那天晚上,两个长辈一个劲地往苏茶的碗里夹菜,连阿萝都看得出来的事情,他们当然也看得出来,热情地想要回报陆予森的救命之恩。

苏茶高兴,吃得胃都快撑爆了。

晏亓不知道从哪里变出来两粒健胃消食片,塞进了她嘴里。她稍微好受了点,笑他原来是她的哆啦a梦。

其实他哪里是哆啦a梦,早在出发去温泉之前,他就把所有可能会用到的药都买齐了,感冒的、发烧的、胃痛的,甚至连红糖姜茶都准备好了。

晏亓买了第二天最早的车票,两个人好说歹说才让阿萝一家断了要送他们去车站的念头,一番告别后,顶着风去了人烟稀少的汽车站。

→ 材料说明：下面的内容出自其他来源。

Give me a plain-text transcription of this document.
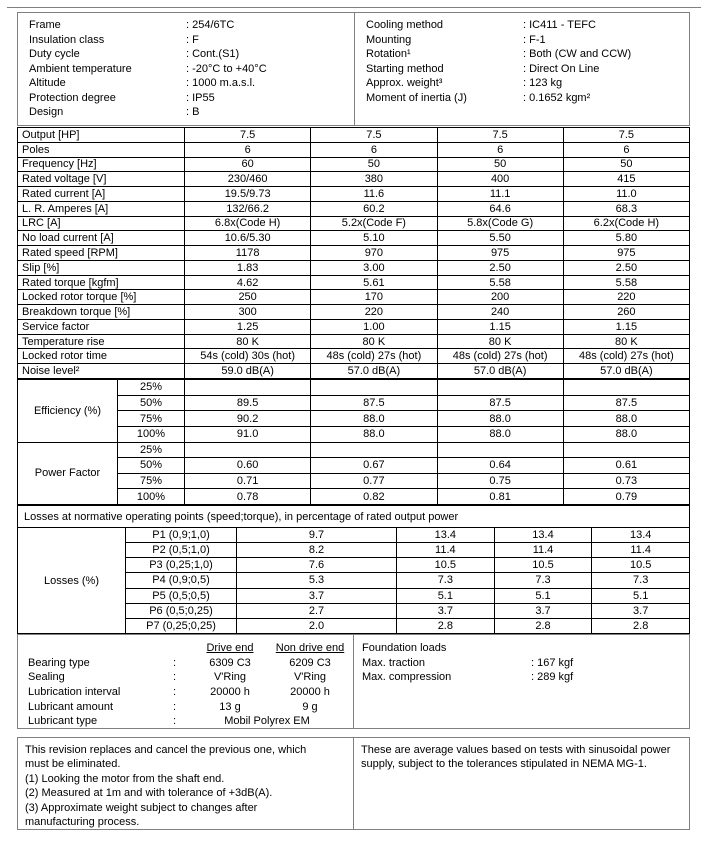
Frame	: 254/6TC
Insulation class	: F
Duty cycle	: Cont.(S1)
Ambient temperature	: -20°C to +40°C
Altitude	: 1000 m.a.s.l.
Protection degree	: IP55
Design	: B
Cooling method	: IC411 - TEFC
Mounting	: F-1
Rotation¹	: Both (CW and CCW)
Starting method	: Direct On Line
Approx. weight³	: 123 kg
Moment of inertia (J)	: 0.1652 kgm²
Output [HP]	7.5	7.5	7.5	7.5
Poles	6	6	6	6
Frequency [Hz]	60	50	50	50
Rated voltage [V]	230/460	380	400	415
Rated current [A]	19.5/9.73	11.6	11.1	11.0
L. R. Amperes [A]	132/66.2	60.2	64.6	68.3
LRC [A]	6.8x(Code H)	5.2x(Code F)	5.8x(Code G)	6.2x(Code H)
No load current [A]	10.6/5.30	5.10	5.50	5.80
Rated speed [RPM]	1178	970	975	975
Slip [%]	1.83	3.00	2.50	2.50
Rated torque [kgfm]	4.62	5.61	5.58	5.58
Locked rotor torque [%]	250	170	200	220
Breakdown torque [%]	300	220	240	260
Service factor	1.25	1.00	1.15	1.15
Temperature rise	80 K	80 K	80 K	80 K
Locked rotor time	54s (cold) 30s (hot)	48s (cold) 27s (hot)	48s (cold) 27s (hot)	48s (cold) 27s (hot)
Noise level²	59.0 dB(A)	57.0 dB(A)	57.0 dB(A)	57.0 dB(A)
Efficiency (%)
25%
50%	89.5	87.5	87.5	87.5
75%	90.2	88.0	88.0	88.0
100%	91.0	88.0	88.0	88.0
Power Factor
25%
50%	0.60	0.67	0.64	0.61
75%	0.71	0.77	0.75	0.73
100%	0.78	0.82	0.81	0.79
Losses at normative operating points (speed;torque), in percentage of rated output power
Losses (%)
P1 (0,9;1,0)	9.7	13.4	13.4	13.4
P2 (0,5;1,0)	8.2	11.4	11.4	11.4
P3 (0,25;1,0)	7.6	10.5	10.5	10.5
P4 (0,9;0,5)	5.3	7.3	7.3	7.3
P5 (0,5;0,5)	3.7	5.1	5.1	5.1
P6 (0,5;0,25)	2.7	3.7	3.7	3.7
P7 (0,25;0,25)	2.0	2.8	2.8	2.8
Drive end	Non drive end
Bearing type	:	6309 C3	6209 C3
Sealing	:	V'Ring	V'Ring
Lubrication interval	:	20000 h	20000 h
Lubricant amount	:	13 g	9 g
Lubricant type	:	Mobil Polyrex EM
Foundation loads
Max. traction	: 167 kgf
Max. compression	: 289 kgf
This revision replaces and cancel the previous one, which must be eliminated.
(1) Looking the motor from the shaft end.
(2) Measured at 1m and with tolerance of +3dB(A).
(3) Approximate weight subject to changes after manufacturing process.
These are average values based on tests with sinusoidal power supply, subject to the tolerances stipulated in NEMA MG-1.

还没进站,苏茶先看见了站在一辆黑色轿车前的陆予森,带着满身寒霜,在等她。

他应该开了一整夜的车,怕她看不见,又站在风里等了一阵,隔得远远的,都能感受得到他因为风尘仆仆而染上的疲惫。

那种不真实的感觉,再一次在脑海里打转。

两个人在原地站了不知多久之后,陆予森才抬手,朝她招了招,在她朝他奔去的时候,他也没有站在原地等,而是朝着她的方向走。

在他们的故事中,她已经主动了很久,女孩子本不该如此辛苦的。

那么这一次,就换他拥抱她吧。

陆予森张开双手,轻轻地拥住她,脸上带着温和的笑意。

终于有一天,他的笑是因为有她的存在。

“好了。”陆予森拍了拍苏茶的脑袋,“回去再抱。”

苏茶松开手,这才看见他被包扎起来的右手:“你哪儿受伤了?我看看!”

陆予森按住她的肩膀:“没事,都是小伤。”

他抬头看了一眼苏茶身后戴着耳机扭开头的晏亓,在他经过的时候说了一声谢谢,十足的家属姿态。晏亓也不知道听没听见,脚步不顿,拉开后座车门坐了进去。

苏茶看了一眼陆予森,她跟晏亓都没驾照,想帮忙也帮不上。而他带着伤开了一晚上的车,现在还要开回去,想想,还是有点心疼。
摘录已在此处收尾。